First. Allow us to stretch our concept of “Asian Americans” beyond the East Asians (Chinese and Japanese) who dominate the representation and discourse in this community and do our best to include those of us from Southeast, South, Central and in this case Western Asian countries. 

Second, a quick story: Rostam is my favorite producer of the last 15 years. Hands down. The third VW record is the best blend of indie music and hip hop / electronic production ever made. I got a chance to meet this wizard at a concert in Rhode Island because one of my best buds Hamilton was playing cello for him. After the gig, Hamilton introduced me and said Rostam had listened to me and Hamilton’s old band Cellophony and enjoyed the album. That should have been a great moment. Me and Rostam talking shop, becoming best friends, exchanging voice memos of new song snippets. Collaborate? Sure why not, Rostam. I’m a little busy with school but for my new best friend, absolutely! BUT instead of saying thank you and telling him how much I adored his work (leading to inevitable bestie status), I said, “It’s always nice to meet a fan.” Fuck me. Moral of the story, don’t be a sarcastic dick and tell people you appreciate them.
 

“Wild, Wild East” - LuLing Osofsky

This essay is foundational to not only the No-No Boy project, but how I now see the world. LuLing, another brilliant writer friend from Wyoming days, helped me see the beautiful complications and twisted layers walking down the Walmart Asian foods aisle. She provided solidarity and articulation and curiosity; to be bold in exploring identities as mixed up as ours. Nothing has shaped my perspective on the concept of culture and being American like this text. “No matter which store, no matter which style… the cowboy boots around town are almost all made in China.”

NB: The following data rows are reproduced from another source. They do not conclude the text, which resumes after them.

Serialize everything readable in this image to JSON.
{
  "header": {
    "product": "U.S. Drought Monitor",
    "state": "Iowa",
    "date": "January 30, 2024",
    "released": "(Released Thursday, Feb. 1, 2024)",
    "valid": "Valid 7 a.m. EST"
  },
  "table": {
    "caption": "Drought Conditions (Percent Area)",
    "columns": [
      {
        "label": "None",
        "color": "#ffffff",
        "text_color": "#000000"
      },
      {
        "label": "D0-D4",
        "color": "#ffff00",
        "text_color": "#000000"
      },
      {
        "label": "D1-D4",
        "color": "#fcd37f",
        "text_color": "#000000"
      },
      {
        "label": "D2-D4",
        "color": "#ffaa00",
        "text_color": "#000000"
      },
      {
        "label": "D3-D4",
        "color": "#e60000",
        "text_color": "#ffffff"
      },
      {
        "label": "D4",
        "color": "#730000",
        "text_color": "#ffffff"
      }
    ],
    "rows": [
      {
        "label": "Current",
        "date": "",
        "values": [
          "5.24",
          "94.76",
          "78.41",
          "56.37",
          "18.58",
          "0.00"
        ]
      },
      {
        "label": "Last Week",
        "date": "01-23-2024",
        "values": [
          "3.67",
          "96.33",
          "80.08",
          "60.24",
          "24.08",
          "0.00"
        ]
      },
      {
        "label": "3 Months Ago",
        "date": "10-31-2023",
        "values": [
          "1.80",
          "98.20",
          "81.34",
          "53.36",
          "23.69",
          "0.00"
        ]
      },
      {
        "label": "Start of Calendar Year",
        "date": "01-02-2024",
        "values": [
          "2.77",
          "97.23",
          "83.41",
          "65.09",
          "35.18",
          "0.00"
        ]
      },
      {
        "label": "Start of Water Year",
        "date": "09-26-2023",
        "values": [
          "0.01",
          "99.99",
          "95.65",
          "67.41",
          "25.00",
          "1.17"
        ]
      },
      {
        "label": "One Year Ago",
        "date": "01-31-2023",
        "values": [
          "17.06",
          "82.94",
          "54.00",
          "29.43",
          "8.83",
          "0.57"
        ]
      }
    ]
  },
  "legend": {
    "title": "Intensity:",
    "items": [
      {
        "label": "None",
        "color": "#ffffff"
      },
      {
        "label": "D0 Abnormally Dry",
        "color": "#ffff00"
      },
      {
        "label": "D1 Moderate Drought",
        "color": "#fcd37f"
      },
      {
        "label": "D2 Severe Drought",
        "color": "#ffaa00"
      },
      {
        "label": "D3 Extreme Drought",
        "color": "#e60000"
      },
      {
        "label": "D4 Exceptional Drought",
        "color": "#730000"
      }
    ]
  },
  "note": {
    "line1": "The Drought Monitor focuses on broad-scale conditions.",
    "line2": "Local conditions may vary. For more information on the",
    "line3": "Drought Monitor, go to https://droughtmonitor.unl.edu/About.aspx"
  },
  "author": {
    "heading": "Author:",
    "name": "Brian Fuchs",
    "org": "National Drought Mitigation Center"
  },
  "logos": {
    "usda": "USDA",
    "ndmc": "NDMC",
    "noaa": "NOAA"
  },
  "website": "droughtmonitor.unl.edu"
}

Fight To Make It Up” - Takénobu

I love these guys. Beautiful songs, quilts of strings, nice harms. KEXP, why do they not have a live session? 

“Lord Knows Best” - Dirty Beaches

When I had the good fortune of interviewing Japanese Breakfast, I lamented to Michelle that while I thought it was rad to see her and Mitski and Jay Som all play shows together, I would like to see an Asian male rock star. She then introduced me to Dirty Beaches by saying “there’s the Asian American male stereotype that’s like very effeminate or whatever and this guy is like an Asian Elvis. And he’s like super masculine and handsome and writes these kind of low-fi, Elvis, crooner jams.” #representationmatters #asianelvisgoals

“Wild, Wild East” - Sunny Jain

My label mate on Smithsonian Folkways, Sunny makes super cool music; spaghetti western south Asian. It’s nice to see grandsons and daughters of colonialism take the after effects and bend them to their own will.

“Cowboys and East Indians” - Nina McConingley

Nina was a shining gem amongst an incredible crew of writers and scholars I used to hang with when I was in grad school in Laramie. Some real brilliant minds at my beloved UW. Her collection of short stories Cowboys and East Indians won a PEN Book Award for good reason and it helped me feel more grounded in a place I loved but didn’t always feel I belonged in. Great essay. Buy the book. Go pokes!

“Dream of Home” - Joyce Kwon

Another artist who examines their identity smartly, without falling into trying too hard territory. If you ever get to see her live, Joyce blends her gayageum (Korean Zither) with a background and ear for American pop and jazz. “Dream of home, but don’t go back there.” For any immigrant’s kid whose felt the oddness and let down of an old world homecoming.

“Diving Woman” - Japanese Breakfast

A rich layered, beautifully musicalized song taking up the specters of the diving women of Jeju Island in Korea and layering them into personal, intricate, economical lyrics surrounding notions of self, home and ambition.

“Crying in H Mart” - Michelle Zauner

Food, family, grief and loss: nothing more Asian American. Great essay. Buy the book.

“Hold Me Lover, Tell Me Lies” - No-No Boy

Companion film to the 1975 album produced for Carnegie Hall’s Voices of Hope Festival, 2021.